The policy consensus, though, is that the status quo is actually the problem, and that it deserves to be threatened, undermined and replaced as expeditiously as possible. Wonks of the left and right disagree on what that replacement should look like. But they’re united in regarding employer-provided coverage as an unsustainable relic: a burden on businesses, a source of perverse incentives for the health care market and an obstacle to more efficient, affordable and universal coverage.
Yet woe betide the politician who dares to publicly agree. That’s what John McCain discovered in 2008, when he proposed a sweeping reform that would have eliminated the tax incentives that undergird employer-provided coverage. Conservative policy types loved the idea (as well they should, being responsible for it), but it cost McCain dearly: the Obama campaign used it to attack him, relentlessly and effectively, as an enemy of the way most middle-class people get health insurance, and thus of the middle class itself.

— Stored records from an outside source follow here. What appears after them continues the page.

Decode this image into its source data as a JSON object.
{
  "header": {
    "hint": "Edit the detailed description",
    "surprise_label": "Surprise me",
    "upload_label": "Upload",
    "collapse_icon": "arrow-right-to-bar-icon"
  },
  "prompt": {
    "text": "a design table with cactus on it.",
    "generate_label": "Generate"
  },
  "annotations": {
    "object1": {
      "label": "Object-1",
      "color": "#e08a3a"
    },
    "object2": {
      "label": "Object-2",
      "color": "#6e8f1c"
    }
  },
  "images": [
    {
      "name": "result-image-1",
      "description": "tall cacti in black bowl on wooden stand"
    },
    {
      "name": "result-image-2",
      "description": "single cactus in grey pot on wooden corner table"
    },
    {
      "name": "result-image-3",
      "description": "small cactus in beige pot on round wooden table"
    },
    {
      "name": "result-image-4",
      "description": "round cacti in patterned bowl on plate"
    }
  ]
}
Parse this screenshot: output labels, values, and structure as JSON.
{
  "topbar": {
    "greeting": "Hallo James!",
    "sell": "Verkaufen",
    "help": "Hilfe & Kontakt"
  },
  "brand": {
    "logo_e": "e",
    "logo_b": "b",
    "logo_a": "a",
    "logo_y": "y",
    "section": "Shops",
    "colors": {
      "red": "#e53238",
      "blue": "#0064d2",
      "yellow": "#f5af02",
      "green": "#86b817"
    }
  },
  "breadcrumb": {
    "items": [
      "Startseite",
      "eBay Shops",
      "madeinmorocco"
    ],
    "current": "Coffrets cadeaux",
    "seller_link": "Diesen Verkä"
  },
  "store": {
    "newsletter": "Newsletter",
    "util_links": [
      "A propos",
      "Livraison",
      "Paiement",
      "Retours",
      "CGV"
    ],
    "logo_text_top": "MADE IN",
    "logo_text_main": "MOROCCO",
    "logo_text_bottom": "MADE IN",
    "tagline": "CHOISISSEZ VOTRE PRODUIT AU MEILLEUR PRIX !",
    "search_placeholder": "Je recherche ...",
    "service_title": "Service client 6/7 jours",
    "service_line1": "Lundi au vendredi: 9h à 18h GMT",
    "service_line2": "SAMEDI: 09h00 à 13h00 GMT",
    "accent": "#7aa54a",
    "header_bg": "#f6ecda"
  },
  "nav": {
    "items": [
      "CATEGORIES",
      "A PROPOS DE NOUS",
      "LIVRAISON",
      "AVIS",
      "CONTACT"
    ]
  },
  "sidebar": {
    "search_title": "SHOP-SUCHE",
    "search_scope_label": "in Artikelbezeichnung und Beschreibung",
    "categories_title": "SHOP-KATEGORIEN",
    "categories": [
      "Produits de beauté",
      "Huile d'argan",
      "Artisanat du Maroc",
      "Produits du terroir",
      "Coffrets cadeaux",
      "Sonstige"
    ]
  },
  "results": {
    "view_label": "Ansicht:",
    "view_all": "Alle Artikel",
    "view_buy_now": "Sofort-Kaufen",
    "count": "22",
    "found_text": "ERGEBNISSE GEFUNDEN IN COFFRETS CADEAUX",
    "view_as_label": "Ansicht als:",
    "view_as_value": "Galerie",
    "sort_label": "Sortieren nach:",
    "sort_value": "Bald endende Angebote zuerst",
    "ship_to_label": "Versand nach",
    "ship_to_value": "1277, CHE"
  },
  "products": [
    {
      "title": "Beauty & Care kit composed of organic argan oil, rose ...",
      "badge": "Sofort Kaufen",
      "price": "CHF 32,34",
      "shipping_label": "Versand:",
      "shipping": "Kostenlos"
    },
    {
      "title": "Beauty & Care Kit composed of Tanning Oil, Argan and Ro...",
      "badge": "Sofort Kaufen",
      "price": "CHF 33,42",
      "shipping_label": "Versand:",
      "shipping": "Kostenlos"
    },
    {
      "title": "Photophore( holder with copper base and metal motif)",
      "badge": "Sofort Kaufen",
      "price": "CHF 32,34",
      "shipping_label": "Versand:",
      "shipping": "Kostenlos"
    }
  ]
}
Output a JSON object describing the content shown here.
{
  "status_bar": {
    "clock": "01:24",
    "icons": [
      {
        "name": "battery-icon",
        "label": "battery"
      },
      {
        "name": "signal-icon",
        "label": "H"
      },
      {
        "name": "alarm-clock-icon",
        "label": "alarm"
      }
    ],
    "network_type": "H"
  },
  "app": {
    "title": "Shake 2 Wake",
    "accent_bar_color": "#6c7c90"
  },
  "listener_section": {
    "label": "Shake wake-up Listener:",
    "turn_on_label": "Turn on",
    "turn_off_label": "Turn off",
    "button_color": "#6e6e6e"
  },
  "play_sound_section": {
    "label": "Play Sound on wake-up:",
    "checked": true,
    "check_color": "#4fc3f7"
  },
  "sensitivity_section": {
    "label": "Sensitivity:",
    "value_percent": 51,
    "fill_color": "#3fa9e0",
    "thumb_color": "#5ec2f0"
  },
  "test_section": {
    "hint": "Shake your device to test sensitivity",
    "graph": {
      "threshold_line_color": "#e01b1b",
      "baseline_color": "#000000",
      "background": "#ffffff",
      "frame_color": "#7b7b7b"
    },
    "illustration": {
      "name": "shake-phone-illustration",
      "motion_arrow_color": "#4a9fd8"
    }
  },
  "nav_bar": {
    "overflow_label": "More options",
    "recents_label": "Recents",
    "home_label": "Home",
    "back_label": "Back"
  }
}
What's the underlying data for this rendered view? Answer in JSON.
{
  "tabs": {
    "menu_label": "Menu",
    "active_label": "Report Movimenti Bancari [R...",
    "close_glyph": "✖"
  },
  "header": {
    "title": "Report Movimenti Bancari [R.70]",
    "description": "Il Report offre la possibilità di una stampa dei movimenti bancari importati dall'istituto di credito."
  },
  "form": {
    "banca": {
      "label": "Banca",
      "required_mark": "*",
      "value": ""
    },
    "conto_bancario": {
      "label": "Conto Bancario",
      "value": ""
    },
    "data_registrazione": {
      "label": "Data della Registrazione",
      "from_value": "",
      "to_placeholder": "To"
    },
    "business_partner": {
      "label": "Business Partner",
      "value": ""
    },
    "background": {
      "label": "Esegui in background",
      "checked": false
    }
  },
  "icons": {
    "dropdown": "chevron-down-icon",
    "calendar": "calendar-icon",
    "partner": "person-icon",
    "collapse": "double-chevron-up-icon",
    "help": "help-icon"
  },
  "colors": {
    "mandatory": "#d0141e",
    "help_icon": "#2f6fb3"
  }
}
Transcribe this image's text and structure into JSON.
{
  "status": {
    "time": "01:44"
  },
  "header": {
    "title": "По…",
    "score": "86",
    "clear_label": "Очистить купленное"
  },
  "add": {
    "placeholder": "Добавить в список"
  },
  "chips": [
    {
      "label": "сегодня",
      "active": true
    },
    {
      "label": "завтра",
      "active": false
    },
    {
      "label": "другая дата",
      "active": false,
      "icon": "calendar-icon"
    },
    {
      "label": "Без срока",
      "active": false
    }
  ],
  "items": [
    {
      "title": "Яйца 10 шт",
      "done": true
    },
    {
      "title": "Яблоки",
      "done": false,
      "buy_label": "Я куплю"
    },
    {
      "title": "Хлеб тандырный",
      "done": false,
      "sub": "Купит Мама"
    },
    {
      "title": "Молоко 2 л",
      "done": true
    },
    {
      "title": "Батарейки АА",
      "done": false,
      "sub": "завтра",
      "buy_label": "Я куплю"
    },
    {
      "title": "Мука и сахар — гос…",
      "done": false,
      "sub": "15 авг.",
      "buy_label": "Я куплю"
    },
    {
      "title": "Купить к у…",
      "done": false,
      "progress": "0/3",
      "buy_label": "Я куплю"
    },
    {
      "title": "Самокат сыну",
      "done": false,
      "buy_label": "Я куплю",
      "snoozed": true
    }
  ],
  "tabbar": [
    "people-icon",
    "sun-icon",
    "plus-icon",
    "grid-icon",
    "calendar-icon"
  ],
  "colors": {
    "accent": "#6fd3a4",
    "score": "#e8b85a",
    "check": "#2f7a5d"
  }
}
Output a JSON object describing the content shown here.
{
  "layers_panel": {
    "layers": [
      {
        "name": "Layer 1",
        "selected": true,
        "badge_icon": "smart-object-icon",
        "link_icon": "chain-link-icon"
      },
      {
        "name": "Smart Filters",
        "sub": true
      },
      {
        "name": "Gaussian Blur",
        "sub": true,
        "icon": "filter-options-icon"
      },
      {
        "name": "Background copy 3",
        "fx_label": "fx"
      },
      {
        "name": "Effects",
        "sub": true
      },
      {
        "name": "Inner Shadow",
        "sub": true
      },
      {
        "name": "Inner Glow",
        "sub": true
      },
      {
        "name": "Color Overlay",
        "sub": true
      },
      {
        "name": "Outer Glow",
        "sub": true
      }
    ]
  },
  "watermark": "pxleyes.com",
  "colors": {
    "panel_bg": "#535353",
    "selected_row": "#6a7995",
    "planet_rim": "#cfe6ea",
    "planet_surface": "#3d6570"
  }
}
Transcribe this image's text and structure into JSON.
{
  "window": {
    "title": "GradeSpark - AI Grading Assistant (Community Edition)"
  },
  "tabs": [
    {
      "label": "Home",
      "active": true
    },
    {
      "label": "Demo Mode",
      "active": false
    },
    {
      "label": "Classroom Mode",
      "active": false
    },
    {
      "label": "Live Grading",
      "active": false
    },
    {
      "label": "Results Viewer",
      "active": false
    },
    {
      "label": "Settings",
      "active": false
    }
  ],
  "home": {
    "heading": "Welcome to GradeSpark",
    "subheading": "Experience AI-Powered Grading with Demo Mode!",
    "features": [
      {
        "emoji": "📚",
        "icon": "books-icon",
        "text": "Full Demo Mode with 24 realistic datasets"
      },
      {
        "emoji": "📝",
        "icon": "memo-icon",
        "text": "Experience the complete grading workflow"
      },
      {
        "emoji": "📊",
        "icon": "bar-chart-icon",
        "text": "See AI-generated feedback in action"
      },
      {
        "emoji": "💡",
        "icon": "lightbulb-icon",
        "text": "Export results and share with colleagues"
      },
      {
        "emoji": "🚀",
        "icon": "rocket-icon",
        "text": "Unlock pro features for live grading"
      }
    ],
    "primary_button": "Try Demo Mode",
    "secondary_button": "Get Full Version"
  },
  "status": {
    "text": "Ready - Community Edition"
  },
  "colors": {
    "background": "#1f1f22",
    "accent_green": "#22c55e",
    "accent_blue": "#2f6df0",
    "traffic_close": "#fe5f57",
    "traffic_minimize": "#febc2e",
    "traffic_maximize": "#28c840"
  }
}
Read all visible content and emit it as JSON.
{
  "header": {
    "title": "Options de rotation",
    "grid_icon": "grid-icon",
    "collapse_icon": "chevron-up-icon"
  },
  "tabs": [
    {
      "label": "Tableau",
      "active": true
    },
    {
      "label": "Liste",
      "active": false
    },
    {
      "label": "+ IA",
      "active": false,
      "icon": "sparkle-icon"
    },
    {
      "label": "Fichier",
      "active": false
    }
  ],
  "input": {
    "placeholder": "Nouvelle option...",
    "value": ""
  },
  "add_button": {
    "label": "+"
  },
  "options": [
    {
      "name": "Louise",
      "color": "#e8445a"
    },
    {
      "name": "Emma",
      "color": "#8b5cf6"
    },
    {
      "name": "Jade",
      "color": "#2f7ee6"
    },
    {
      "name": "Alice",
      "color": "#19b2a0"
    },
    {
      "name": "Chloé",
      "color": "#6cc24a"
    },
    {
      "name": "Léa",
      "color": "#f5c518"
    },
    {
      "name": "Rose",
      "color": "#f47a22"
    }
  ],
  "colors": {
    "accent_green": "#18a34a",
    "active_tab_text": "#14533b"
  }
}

These attacks, in turn, constrained the Obama White House when it came time to design its own health care reform. Obamacare has an unwieldy, Frankenstein’s monster quality in part because the law is trying to serve both consensuses at once. The core of the bill, the subsidies for the uninsured and the exchanges where they can purchase plans, is designed to offer a center-left alternative to the existing system. But much of the surrounding architecture is designed to prop up existing arrangements — and in the process, protect Obama from exactly the kind of criticisms he once leveled against McCain.